Objective To examine whether high milk consumption is associated with mortality and fractures in women and men.

Design Cohort studies.

Setting Three counties in central Sweden.

Participants Two large Swedish cohorts, one with 61 433 women (39-74 years at baseline 1987-90) and one with 45 339 men (45-79 years at baseline 1997), were administered food frequency questionnaires. The women responded to a second food frequency questionnaire in 1997.

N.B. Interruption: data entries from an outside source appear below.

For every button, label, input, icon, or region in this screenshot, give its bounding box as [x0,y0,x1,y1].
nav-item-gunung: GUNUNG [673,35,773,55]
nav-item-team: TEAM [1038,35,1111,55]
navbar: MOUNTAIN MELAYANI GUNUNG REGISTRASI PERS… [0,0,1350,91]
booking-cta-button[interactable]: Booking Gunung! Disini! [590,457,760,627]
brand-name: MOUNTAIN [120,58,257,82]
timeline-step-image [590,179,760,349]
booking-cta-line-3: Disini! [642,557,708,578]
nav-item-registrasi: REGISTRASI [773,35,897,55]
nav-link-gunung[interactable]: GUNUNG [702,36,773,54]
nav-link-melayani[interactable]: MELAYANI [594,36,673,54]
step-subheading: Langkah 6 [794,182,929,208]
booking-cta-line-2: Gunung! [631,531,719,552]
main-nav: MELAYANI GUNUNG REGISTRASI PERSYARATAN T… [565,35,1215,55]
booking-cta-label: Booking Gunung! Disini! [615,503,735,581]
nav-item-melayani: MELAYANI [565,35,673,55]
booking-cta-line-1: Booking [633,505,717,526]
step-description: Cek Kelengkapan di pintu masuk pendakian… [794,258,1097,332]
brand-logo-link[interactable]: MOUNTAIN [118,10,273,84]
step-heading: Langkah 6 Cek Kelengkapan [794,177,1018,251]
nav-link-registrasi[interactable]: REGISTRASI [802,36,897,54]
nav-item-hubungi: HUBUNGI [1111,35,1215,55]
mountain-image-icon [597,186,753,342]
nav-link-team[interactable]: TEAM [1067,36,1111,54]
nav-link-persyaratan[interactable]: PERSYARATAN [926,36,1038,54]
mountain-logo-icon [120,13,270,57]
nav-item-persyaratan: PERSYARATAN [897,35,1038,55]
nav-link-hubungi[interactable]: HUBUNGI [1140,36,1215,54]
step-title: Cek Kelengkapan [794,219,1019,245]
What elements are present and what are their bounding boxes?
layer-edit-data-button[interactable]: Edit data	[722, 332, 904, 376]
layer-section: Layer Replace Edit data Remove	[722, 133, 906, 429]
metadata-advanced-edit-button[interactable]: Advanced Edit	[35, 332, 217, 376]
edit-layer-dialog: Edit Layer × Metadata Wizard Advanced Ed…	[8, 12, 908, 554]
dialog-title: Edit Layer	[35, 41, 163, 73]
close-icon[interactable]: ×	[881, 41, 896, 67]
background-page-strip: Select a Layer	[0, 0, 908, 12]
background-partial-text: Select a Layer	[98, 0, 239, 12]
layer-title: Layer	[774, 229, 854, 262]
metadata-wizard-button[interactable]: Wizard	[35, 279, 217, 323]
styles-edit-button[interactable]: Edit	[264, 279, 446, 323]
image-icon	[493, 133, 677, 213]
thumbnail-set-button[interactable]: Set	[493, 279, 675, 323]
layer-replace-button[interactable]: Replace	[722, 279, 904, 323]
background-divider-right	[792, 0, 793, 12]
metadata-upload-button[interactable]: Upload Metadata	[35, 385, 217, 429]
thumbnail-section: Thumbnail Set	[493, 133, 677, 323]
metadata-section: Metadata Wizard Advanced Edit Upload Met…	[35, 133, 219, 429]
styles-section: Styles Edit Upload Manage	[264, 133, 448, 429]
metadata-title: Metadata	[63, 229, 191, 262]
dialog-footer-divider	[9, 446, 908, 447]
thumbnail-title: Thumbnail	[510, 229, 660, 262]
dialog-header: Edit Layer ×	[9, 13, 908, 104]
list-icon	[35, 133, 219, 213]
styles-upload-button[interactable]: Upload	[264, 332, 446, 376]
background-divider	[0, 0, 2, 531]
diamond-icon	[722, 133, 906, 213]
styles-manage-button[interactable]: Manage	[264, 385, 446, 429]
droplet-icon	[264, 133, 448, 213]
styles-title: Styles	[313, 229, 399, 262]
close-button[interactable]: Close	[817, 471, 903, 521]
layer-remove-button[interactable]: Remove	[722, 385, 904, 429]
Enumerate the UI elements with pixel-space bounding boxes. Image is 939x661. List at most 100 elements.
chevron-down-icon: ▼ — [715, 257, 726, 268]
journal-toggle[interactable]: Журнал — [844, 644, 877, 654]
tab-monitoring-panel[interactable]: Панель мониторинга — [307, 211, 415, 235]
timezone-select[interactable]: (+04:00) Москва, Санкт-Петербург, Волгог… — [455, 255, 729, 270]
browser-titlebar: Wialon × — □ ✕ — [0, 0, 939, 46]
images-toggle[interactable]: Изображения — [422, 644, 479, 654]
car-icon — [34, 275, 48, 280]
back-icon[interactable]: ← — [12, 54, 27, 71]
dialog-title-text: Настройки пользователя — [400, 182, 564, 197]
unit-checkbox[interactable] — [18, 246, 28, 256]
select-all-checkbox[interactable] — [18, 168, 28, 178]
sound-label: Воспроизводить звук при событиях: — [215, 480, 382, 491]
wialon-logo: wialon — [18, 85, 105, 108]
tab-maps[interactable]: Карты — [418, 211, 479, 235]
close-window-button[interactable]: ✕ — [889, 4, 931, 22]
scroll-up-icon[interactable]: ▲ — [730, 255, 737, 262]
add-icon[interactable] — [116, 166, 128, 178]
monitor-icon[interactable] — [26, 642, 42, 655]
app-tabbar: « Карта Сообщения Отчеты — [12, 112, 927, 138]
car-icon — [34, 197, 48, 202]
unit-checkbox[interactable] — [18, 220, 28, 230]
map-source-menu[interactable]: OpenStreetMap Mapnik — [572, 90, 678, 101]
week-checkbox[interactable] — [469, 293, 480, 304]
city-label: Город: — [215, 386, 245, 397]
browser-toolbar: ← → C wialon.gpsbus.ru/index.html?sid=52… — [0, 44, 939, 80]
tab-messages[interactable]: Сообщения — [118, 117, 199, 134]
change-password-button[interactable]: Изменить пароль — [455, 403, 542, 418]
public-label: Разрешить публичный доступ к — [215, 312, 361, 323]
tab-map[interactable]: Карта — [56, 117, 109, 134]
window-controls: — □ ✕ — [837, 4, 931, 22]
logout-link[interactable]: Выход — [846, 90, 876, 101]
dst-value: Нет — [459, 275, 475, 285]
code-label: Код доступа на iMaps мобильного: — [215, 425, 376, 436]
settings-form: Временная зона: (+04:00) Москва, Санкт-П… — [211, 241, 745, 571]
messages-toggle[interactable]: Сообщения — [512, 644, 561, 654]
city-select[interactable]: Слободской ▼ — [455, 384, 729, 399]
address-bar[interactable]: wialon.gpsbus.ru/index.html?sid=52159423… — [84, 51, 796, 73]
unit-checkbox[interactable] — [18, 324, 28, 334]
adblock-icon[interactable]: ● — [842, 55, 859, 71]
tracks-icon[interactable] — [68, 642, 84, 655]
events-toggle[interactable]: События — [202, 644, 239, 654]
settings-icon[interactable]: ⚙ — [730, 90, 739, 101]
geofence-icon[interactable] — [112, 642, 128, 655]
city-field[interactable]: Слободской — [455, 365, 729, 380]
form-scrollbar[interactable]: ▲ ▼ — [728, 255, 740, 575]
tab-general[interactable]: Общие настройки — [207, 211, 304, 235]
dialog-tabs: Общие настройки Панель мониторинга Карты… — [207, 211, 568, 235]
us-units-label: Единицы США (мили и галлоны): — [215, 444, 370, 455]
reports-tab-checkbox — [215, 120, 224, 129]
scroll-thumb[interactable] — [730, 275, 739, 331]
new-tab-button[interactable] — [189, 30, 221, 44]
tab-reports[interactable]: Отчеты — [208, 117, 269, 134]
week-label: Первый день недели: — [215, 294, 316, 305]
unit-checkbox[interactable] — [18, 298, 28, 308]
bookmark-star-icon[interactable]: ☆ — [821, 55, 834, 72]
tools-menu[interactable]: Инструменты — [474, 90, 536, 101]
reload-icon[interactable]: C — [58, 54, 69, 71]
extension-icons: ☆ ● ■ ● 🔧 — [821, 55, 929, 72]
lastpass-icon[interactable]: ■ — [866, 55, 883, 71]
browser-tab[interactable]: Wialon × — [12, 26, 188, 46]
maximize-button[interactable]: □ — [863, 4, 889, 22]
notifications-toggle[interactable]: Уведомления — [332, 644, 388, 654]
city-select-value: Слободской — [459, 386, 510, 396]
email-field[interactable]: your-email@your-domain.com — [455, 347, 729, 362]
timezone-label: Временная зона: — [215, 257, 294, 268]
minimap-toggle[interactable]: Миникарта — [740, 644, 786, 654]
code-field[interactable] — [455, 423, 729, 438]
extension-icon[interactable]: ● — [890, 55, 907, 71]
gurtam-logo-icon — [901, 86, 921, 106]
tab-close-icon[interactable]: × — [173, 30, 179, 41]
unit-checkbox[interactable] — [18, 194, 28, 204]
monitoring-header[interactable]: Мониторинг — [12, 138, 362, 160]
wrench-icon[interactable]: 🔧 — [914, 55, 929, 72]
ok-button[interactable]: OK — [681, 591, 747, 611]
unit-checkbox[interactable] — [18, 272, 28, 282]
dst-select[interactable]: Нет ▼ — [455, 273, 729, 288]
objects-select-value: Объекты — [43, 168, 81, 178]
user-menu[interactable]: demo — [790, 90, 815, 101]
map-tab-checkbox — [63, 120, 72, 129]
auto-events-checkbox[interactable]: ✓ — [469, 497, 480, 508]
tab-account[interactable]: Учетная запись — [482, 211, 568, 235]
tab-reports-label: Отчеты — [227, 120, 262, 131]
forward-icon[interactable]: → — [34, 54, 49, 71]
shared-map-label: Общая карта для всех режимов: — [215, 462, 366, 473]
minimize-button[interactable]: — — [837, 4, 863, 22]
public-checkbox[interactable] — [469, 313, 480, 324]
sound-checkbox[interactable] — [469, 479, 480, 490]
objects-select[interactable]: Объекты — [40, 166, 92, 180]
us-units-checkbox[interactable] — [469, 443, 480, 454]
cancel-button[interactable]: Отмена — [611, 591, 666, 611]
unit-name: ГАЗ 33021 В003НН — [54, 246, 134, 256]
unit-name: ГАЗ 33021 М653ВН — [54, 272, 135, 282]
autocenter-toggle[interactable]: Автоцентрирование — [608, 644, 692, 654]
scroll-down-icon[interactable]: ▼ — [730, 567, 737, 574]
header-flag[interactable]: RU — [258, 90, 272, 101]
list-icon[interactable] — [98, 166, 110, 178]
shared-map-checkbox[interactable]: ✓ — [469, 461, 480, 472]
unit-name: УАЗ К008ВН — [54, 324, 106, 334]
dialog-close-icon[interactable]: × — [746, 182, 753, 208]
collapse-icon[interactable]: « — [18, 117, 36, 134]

Main outcome measure Multivariable survival models were applied to determine the association between milk consumption and time to mortality or fracture.

Results During a mean follow-up of 20.1 years, 15 541 women died and 17 252 had a fracture, of whom 4259 had a hip fracture. In the male cohort with a mean follow-up of 11.2 years, 10 112 men died and 5066 had a fracture, with 1166 hip fracture cases. In women the adjusted mortality hazard ratio for three or more glasses of milk a day compared with less than one glass a day was 1.93 (95% confidence interval 1.80 to 2.06). For every glass of milk, the adjusted hazard ratio of all cause mortality was 1.15 (1.13 to 1.17) in women and 1.03 (1.01 to 1.04) in men. For every glass of milk in women no reduction was observed in fracture risk with higher milk consumption for any fracture (1.02, 1.00 to 1.04) or for hip fracture (1.09, 1.05 to 1.13). The corresponding adjusted hazard ratios in men were 1.01 (0.99 to 1.03) and 1.03 (0.99 to 1.07). In subsamples of two additional cohorts, one in males and one in females, a positive association was seen between milk intake and both urine 8-iso-PGF2α (a biomarker of oxidative stress) and serum interleukin 6 (a main inflammatory biomarker).

Conclusions High milk intake was associated with higher mortality in one cohort of women and in another cohort of men, and with higher fracture incidence in women. Given the observational study designs with the inherent possibility of residual confounding and reverse causation phenomena, a cautious interpretation of the results is recommended.

Conclusion

A higher consumption of milk in women and men is not accompanied by a lower risk of fracture and instead may be associated with a higher rate of death. Consequently, there may be a link between the lactose and galactose content of milk and risk as suggested in our hypothesis, although causality needs be tested using experimental study designs. Our results may question the validity of recommendations to consume high amounts of milk to prevent fragility fractures.3 71 72 The results should, however, be interpreted cautiously given the observational design of our study. The findings merit independent replication before they can be used for dietary recommendations.